みだりな逢瀬-それぞれの刹那-


勝手なより好みや偏見したり、第一印象だけで決めつけるのも悪いというのも確か。


だから、やっぱりとことん付き合ってみたくなるのが心情ってもの。


――とある男に会うまでは、私もそう思っていた……。



「杏奈(あんな)、こっちー!」

ガヤガヤと賑わしい混雑した店内を進む途中、聞き慣れたひと際大きな声が響いた。


店員さんの案内をそこで断り、浮腫んだ足を沈めていたハイヒールを脱いで上がる。


ボックス席のそこは掘りごたつ式で、だるい足を床暖房が温めてくれる最高の空間。


そんな六名が座れる半個室空間で、いつものメンバーこと、亜矢(あや)、ほのか、陽香(ようか)、祥子(さちこ)の4人が待っていた。


「ほんっとゴメン!」

スプリングコートを脱ぎながら詫びを入れる。
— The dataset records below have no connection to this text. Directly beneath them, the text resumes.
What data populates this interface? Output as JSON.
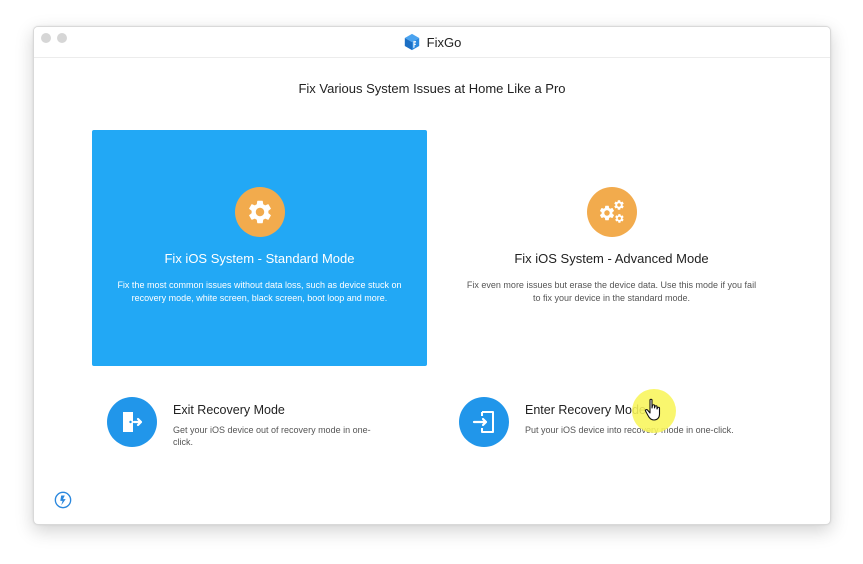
{
  "window": {
    "app_name": "FixGo",
    "app_icon": "fixgo-cube-logo-icon"
  },
  "main": {
    "headline": "Fix Various System Issues at Home Like a Pro",
    "modes": [
      {
        "title": "Fix iOS System - Standard Mode",
        "description": "Fix the most common issues without data loss, such as device stuck on recovery mode, white screen, black screen, boot loop and more.",
        "icon": "gear-icon",
        "selected": true
      },
      {
        "title": "Fix iOS System - Advanced Mode",
        "description": "Fix even more issues but erase the device data. Use this mode if you fail to fix your device in the standard mode.",
        "icon": "gears-icon",
        "selected": false
      }
    ],
    "tools": [
      {
        "title": "Exit Recovery Mode",
        "description": "Get your iOS device out of recovery mode in one-click.",
        "icon": "exit-door-icon"
      },
      {
        "title": "Enter Recovery Mode",
        "description": "Put your iOS device into recovery mode in one-click.",
        "icon": "enter-door-icon"
      }
    ]
  },
  "footer": {
    "icon": "feedback-icon"
  },
  "colors": {
    "accent_blue": "#22a8f5",
    "icon_orange": "#f2ab4d",
    "tool_blue": "#2196ea",
    "cursor_highlight": "#f8f55a"
  }
}
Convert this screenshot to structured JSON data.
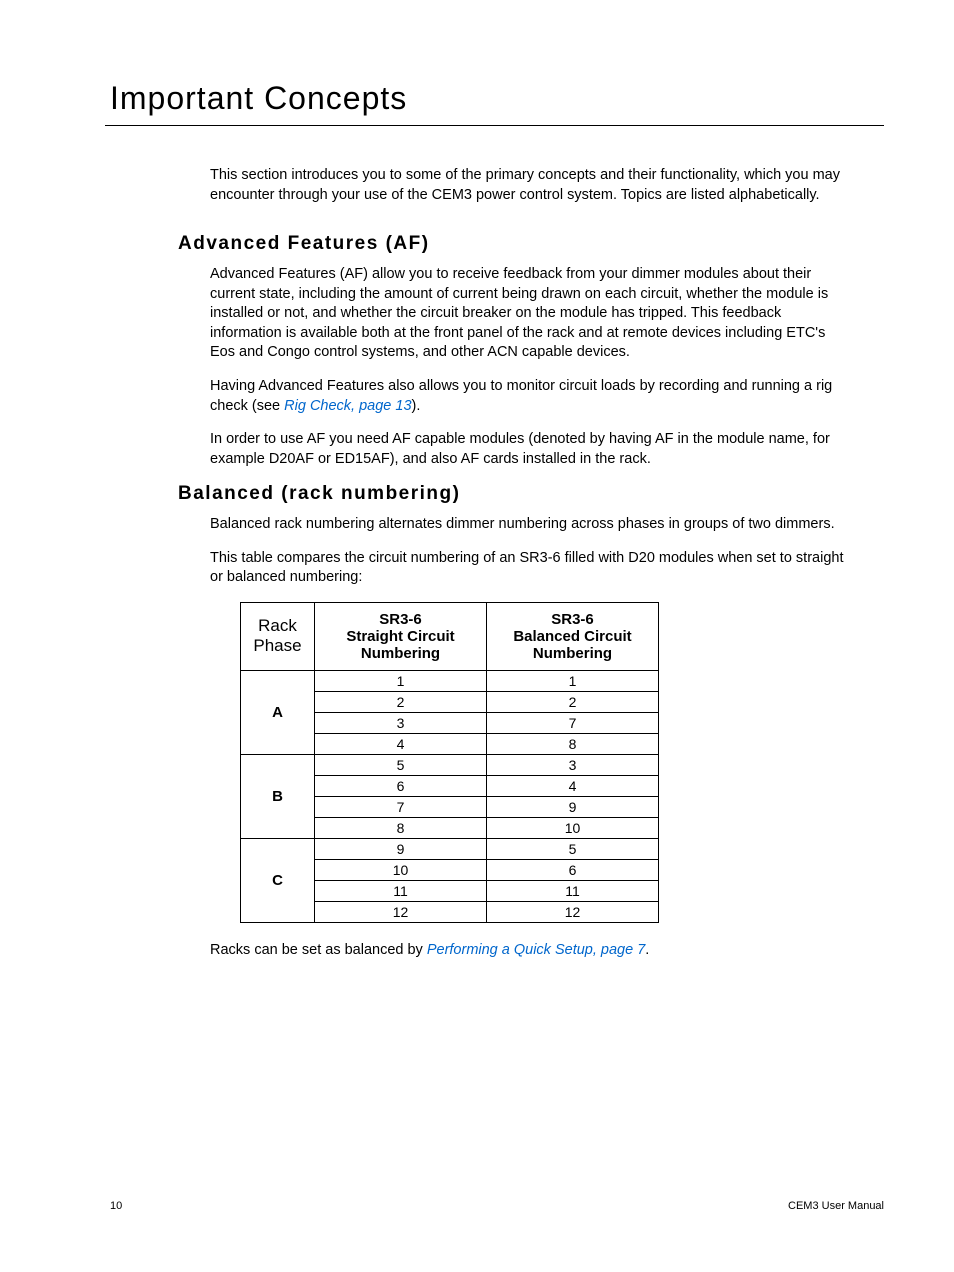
{
  "title": "Important Concepts",
  "intro": "This section introduces you to some of the primary concepts and their functionality, which you may encounter through your use of the CEM3 power control system. Topics are listed alphabetically.",
  "af": {
    "heading": "Advanced Features (AF)",
    "p1": "Advanced Features (AF) allow you to receive feedback from your dimmer modules about their current state, including the amount of current being drawn on each circuit, whether the module is installed or not, and whether the circuit breaker on the module has tripped. This feedback information is available both at the front panel of the rack and at remote devices including ETC's Eos and Congo control systems, and other ACN capable devices.",
    "p2_before": "Having Advanced Features also allows you to monitor circuit loads by recording and running a rig check (see ",
    "p2_link": "Rig Check, page 13",
    "p2_after": ").",
    "p3": "In order to use AF you need AF capable modules (denoted by having AF in the module name, for example D20AF or ED15AF), and also AF cards installed in the rack."
  },
  "balanced": {
    "heading": "Balanced (rack numbering)",
    "p1": "Balanced rack numbering alternates dimmer numbering across phases in groups of two dimmers.",
    "p2": "This table compares the circuit numbering of an SR3-6 filled with D20 modules when set to straight or balanced numbering:",
    "p3_before": "Racks can be set as balanced by ",
    "p3_link": "Performing a Quick Setup, page 7",
    "p3_after": "."
  },
  "table": {
    "headers": {
      "phase": "Rack Phase",
      "straight_l1": "SR3-6",
      "straight_l2": "Straight Circuit Numbering",
      "balanced_l1": "SR3-6",
      "balanced_l2": "Balanced Circuit Numbering"
    },
    "groups": [
      {
        "phase": "A",
        "rows": [
          {
            "s": "1",
            "b": "1"
          },
          {
            "s": "2",
            "b": "2"
          },
          {
            "s": "3",
            "b": "7"
          },
          {
            "s": "4",
            "b": "8"
          }
        ]
      },
      {
        "phase": "B",
        "rows": [
          {
            "s": "5",
            "b": "3"
          },
          {
            "s": "6",
            "b": "4"
          },
          {
            "s": "7",
            "b": "9"
          },
          {
            "s": "8",
            "b": "10"
          }
        ]
      },
      {
        "phase": "C",
        "rows": [
          {
            "s": "9",
            "b": "5"
          },
          {
            "s": "10",
            "b": "6"
          },
          {
            "s": "11",
            "b": "11"
          },
          {
            "s": "12",
            "b": "12"
          }
        ]
      }
    ]
  },
  "footer": {
    "page": "10",
    "doc": "CEM3 User Manual"
  }
}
とはいえ、視線はもうテーブルに置かれた料理に向かっていた。


「べつにー。大遅刻の食いしん坊のためにオーダー済みよ」

ショートヘアがよく似合う小顔の祥子のコレは出迎えの先制パンチ。売れっ子モデルは今日も舌好調のよう。


「ホントすぐ食べれて助かるー。あ、すいませーん!生中ひとつー!」

よく知る彼女のひと言なんてイチイチ気にする私じゃない。